Revd. Mr. Whitefield.
Addressed in another hand: Mr. Williams / No. 10. Stationers Court / Ludgate Hill / London.6
Endorsed: Frankland answerd / B Franklyn / Frankolyn
9. Not found.
1. George Whitefield, A Short Address to Persons of all Denominations, Occasioned by the Alarm of an Intended Invasion (3d edit., London), reprinted by Franklin and Hall, Phila., 1756, advertised in Pa. Gaz., May 27, 1756, “to be published tomorrow.” The “Provincial Fast” had been proclaimed on May 4, 1756, to be observed on May 21. I Pa. Arch., II, 649–51. The pamphlet called for loyalty to the British nation, and a willingness to shed blood to resist the Popish French and their savage Indian allies.
2. See above, V, 456–63, for BF’s earlier plans to found a western colony.

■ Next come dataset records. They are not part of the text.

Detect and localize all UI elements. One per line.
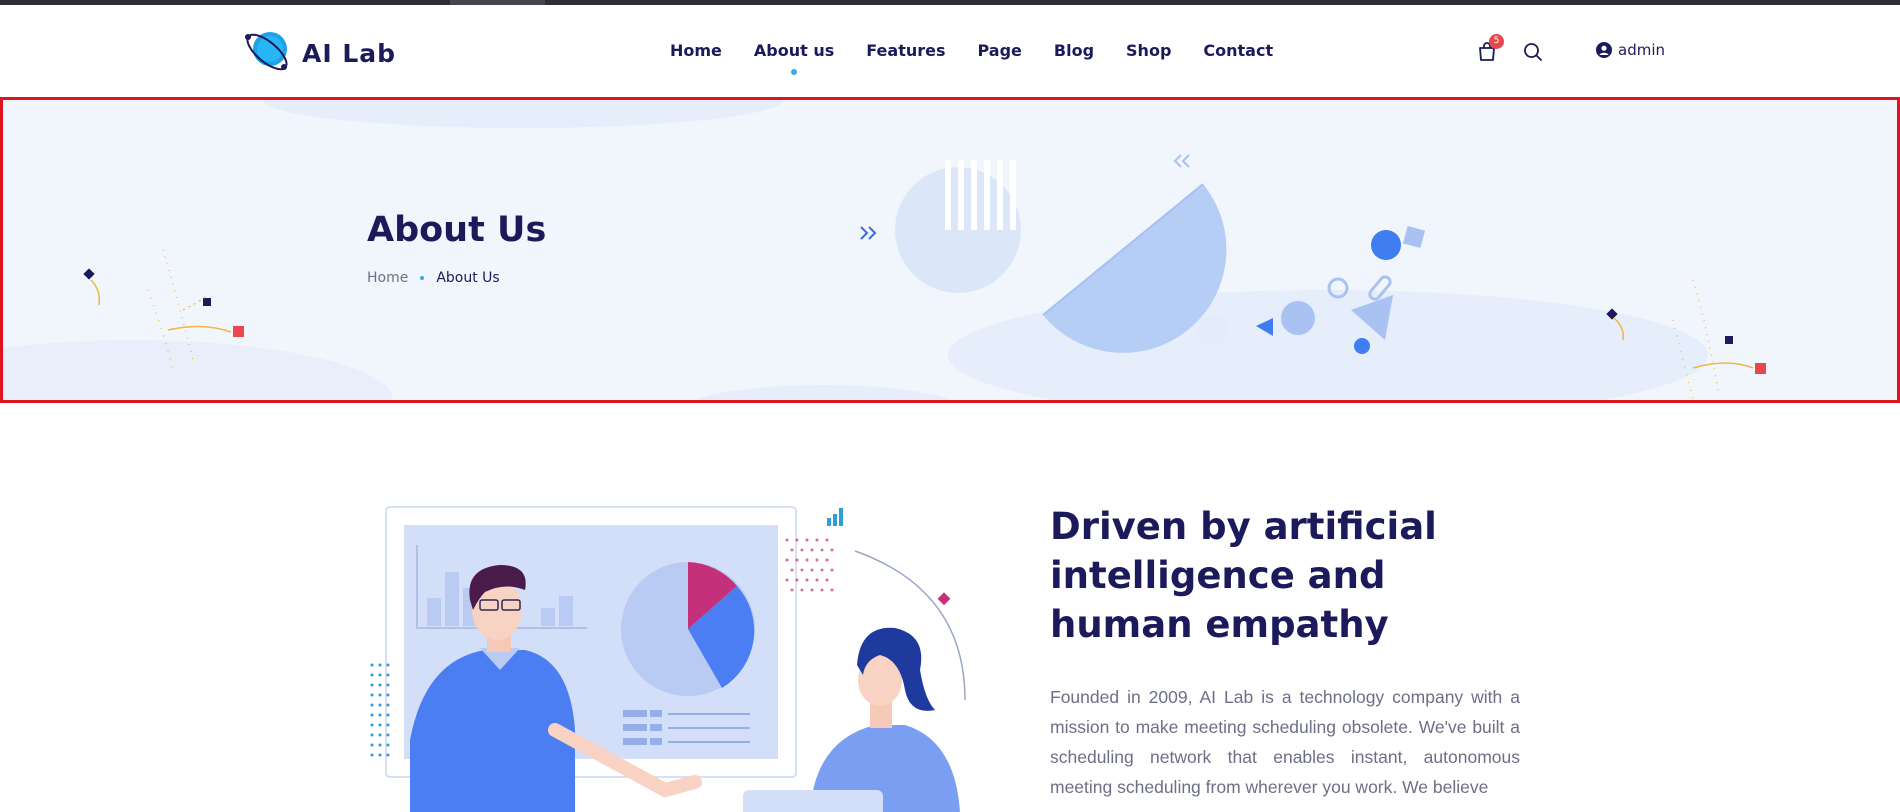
nav-contact[interactable]: Contact (1203, 41, 1273, 60)
search-button[interactable] (1522, 41, 1544, 63)
about-illustration (370, 506, 966, 812)
brand-name: AI Lab (302, 38, 397, 68)
breadcrumb-current: About Us (436, 270, 500, 286)
about-paragraph: Founded in 2009, AI Lab is a technology … (1050, 687, 1520, 797)
cart-button[interactable]: 5 (1476, 34, 1504, 63)
user-name: admin (1618, 41, 1665, 59)
user-circle-icon (1596, 42, 1612, 58)
nav-page[interactable]: Page (978, 41, 1022, 60)
breadcrumb-separator (420, 276, 425, 280)
nav-blog[interactable]: Blog (1054, 41, 1094, 60)
banner-decoration (3, 100, 1766, 400)
main-nav: Home About us Features Page Blog Shop Co… (670, 41, 1305, 75)
search-icon (1524, 43, 1542, 61)
planet-logo-icon (245, 32, 288, 71)
nav-about-us[interactable]: About us (754, 41, 834, 75)
nav-shop[interactable]: Shop (1126, 41, 1171, 60)
breadcrumb: Home About Us (367, 270, 500, 286)
site-header: AI Lab Home About us Features Page Blog … (0, 5, 1900, 97)
page-banner: About Us Home About Us (0, 97, 1900, 403)
logo[interactable]: AI Lab (240, 25, 396, 81)
breadcrumb-home-link[interactable]: Home (367, 270, 408, 286)
about-heading: Driven by artificial intelligence and hu… (1050, 505, 1437, 646)
nav-features[interactable]: Features (866, 41, 945, 60)
page-title: About Us (367, 210, 547, 250)
nav-home[interactable]: Home (670, 41, 722, 60)
cart-count-badge: 5 (1489, 34, 1504, 49)
user-menu[interactable]: admin (1596, 41, 1665, 59)
header-icons: 5 (1476, 34, 1544, 63)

3. Passage of a bill to regulate and eliminate the worst abuses in the Indian trade had been a favorite project of the Pa. Assembly for nearly a year. See above, pp. 254, 451.
4. See above, V, 203–18.
5. See above, pp. 420–2 n, 457, for William Smith’s partisan writings. A favorable mention of Smith’s pamphlet, A Brief View, in Whitefield’s Address mentioned above, and the agreement of the two clergymen about fighting France, make it doubtful that Whitefield shared BF’s contempt for Smith’s role in Pennsylvania’s political disputes, though Whitefield could not have known when he wrote BF that Smith’s political activities were to be so extensive.
6. BF may have sent this letter to one of his London correspondents to forward to the peripatetic evangelist.